4 replies to this topic

[aquaboy]

SO2 is oxidized to SO3 in a reactor. SO2 and 80% excess air are fed to the reactor. The reaction proceeds to a 45% SO2 conversion, and the production rate of SO3 is 100 lb/min. Air can be taken to be composed of 79 mol% N2 and 21 mol% O2.

 

a) Write the balanced chemical reaction equation.

 

b) Determine the extent of the reaction.

 

c) Calculate the amount of air fed to the process.

[breizh]

aquaboy ,

 what is the scope ? To do your homework ?

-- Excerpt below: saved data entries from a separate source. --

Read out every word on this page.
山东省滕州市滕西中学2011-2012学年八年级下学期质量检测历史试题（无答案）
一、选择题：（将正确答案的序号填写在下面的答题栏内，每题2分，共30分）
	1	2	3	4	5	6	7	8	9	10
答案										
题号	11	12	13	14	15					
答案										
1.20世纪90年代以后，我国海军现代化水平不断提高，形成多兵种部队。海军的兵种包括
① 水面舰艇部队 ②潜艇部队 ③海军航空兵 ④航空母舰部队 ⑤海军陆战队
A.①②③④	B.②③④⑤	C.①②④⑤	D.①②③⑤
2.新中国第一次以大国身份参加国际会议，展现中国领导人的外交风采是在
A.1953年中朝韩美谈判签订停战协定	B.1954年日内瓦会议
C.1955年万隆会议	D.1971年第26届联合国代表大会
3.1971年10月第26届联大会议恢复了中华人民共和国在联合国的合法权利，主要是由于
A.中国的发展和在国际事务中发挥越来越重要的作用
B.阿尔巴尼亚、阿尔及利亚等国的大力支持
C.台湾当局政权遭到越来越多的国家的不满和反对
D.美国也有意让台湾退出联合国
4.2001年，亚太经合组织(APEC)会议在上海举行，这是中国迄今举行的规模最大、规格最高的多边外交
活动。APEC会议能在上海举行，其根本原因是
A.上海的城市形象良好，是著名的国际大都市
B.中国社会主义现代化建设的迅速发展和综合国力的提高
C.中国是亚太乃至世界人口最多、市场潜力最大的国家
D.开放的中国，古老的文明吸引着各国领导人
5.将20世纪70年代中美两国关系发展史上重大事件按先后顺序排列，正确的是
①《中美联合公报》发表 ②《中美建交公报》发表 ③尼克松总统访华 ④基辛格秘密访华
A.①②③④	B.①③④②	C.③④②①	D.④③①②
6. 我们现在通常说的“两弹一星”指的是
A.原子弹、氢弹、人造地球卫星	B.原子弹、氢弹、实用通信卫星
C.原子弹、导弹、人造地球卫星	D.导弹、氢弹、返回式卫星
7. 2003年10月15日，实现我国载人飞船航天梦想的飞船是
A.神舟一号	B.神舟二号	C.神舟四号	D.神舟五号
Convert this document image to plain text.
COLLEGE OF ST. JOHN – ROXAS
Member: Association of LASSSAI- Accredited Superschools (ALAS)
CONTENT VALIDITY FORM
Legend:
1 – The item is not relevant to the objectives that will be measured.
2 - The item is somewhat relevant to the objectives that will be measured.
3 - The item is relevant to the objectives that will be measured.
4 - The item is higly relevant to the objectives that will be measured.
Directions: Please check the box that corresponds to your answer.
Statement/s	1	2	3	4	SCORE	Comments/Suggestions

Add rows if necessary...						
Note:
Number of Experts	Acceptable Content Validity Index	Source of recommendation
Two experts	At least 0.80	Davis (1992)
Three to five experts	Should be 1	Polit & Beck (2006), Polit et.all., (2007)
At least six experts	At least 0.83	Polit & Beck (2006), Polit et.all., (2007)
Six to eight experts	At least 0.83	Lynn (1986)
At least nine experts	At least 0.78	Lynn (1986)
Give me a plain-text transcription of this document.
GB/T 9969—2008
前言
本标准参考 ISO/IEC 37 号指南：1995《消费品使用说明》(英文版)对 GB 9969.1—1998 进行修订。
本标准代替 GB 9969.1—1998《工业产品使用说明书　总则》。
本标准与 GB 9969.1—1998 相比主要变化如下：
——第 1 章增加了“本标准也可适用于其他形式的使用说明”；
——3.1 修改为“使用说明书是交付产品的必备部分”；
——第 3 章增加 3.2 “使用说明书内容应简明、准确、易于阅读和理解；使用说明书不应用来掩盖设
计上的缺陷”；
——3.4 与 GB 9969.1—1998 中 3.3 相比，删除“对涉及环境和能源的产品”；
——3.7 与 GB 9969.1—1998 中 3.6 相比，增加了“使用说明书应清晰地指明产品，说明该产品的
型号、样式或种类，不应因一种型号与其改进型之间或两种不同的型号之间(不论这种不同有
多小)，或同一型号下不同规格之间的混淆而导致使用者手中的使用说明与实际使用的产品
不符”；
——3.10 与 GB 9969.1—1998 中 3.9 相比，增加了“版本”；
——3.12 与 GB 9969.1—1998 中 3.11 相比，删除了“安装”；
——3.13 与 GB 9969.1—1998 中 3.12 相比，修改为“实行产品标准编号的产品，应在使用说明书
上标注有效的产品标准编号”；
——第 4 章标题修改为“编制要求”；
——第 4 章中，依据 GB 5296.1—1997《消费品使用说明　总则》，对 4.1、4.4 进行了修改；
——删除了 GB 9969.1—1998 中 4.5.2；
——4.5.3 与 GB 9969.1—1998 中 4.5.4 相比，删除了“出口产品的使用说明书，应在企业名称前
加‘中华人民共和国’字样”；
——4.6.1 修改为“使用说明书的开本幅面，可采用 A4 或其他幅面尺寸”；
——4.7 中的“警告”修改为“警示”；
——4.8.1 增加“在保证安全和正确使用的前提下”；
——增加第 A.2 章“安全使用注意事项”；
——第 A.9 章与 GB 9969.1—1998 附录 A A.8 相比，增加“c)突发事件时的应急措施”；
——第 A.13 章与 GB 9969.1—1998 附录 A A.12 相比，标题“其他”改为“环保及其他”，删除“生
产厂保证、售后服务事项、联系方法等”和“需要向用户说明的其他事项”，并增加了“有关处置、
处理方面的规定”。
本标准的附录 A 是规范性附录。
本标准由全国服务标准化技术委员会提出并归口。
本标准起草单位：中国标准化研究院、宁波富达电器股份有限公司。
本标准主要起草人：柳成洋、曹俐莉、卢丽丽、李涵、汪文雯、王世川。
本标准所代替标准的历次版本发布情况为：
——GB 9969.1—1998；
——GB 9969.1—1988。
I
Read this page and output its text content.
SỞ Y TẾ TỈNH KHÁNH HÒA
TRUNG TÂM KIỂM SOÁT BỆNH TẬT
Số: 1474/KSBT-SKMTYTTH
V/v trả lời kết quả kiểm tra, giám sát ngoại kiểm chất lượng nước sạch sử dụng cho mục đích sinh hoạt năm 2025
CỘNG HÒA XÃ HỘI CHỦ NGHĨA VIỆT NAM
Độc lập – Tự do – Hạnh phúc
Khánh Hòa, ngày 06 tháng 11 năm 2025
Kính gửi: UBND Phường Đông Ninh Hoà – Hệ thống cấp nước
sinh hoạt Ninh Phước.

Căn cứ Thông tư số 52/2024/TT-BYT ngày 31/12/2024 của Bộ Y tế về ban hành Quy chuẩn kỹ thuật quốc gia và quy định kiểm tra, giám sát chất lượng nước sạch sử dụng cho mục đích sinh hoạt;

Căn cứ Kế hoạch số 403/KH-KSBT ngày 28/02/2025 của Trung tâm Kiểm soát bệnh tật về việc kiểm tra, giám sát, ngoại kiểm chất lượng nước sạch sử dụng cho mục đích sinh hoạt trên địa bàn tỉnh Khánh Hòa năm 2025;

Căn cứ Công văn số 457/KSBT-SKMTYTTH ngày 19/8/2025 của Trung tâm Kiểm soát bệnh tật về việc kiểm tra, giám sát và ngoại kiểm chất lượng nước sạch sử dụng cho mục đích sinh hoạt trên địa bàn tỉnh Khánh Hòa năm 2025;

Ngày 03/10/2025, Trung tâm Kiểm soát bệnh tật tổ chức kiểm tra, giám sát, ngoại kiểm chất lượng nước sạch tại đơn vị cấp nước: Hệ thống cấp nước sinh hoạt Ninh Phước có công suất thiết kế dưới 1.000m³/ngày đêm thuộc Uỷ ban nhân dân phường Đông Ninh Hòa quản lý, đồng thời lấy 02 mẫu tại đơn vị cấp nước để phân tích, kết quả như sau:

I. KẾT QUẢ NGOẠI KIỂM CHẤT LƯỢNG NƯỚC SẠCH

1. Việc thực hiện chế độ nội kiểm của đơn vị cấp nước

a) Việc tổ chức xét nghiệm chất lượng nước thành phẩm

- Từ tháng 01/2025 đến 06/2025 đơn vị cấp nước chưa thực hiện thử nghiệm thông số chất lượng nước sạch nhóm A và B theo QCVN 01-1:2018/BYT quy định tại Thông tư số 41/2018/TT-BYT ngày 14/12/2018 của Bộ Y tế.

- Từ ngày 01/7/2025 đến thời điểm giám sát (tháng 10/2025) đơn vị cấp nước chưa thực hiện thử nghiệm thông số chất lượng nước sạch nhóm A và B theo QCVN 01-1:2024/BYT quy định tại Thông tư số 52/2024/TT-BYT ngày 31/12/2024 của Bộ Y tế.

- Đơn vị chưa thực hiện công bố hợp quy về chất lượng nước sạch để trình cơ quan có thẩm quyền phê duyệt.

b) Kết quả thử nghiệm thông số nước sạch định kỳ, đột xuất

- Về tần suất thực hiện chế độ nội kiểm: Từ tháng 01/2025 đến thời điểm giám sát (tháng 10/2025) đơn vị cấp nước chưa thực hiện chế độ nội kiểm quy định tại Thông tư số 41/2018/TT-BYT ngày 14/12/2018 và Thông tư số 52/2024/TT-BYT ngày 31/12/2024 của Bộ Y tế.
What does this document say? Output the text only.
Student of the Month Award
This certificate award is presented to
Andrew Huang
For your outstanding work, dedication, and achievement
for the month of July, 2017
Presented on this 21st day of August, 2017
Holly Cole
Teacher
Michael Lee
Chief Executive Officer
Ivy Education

 let us know your difficulty and we will help .

Hope you understand

Breizh

Edited by breizh, 01 April 2015 - 10:04 PM.

[aquaboy]

Sorry, I'm new to this forum. The only part I'm having difficulty understanding is part C. If the O2 is supplied at 80% excess, does that mean, that it is supplied at 80% excess of the stoichiometric feed?

 

a)  2SO₂+ O₂ ---> 2SO₃

 

 

b) Mass balance on SO₃

 

N_SO3,OUT = 2*E

where E = extent

Solving yields,

E = 0.625 lbmol/min

 

c)  Find the amount of SO2 in feed then use stoichiometry to find O2 feed which then can be used to find excess air feed

f_{conversion, SO2} = 0.45 = N_SO3,CONSUMED / N_SO3,FEED = (2*E) / N_SO3,FEED

Solving the above gives,

N_SO3,FEED = 2.78 lbmol/min

 

N_{O2, FEED, NON-EXCESS} = 2.78lbmol/min *(1/2) = 1.39 lbmol/min

N_{AIR, FEED, NON-EXCESS} = 1.39/0.21 = 6.62 lbmol/min

N_{AIR, FEED, EXCESS} = (1.8) * 6.62 lbmol/min = 11.91 lbmol/min

 

Is the bolded answer above correct?

 

[aquaboy]

More importantly, is my method correct?

[breizh]

Consider my table , results  seems to be similar to yours

 

Breizh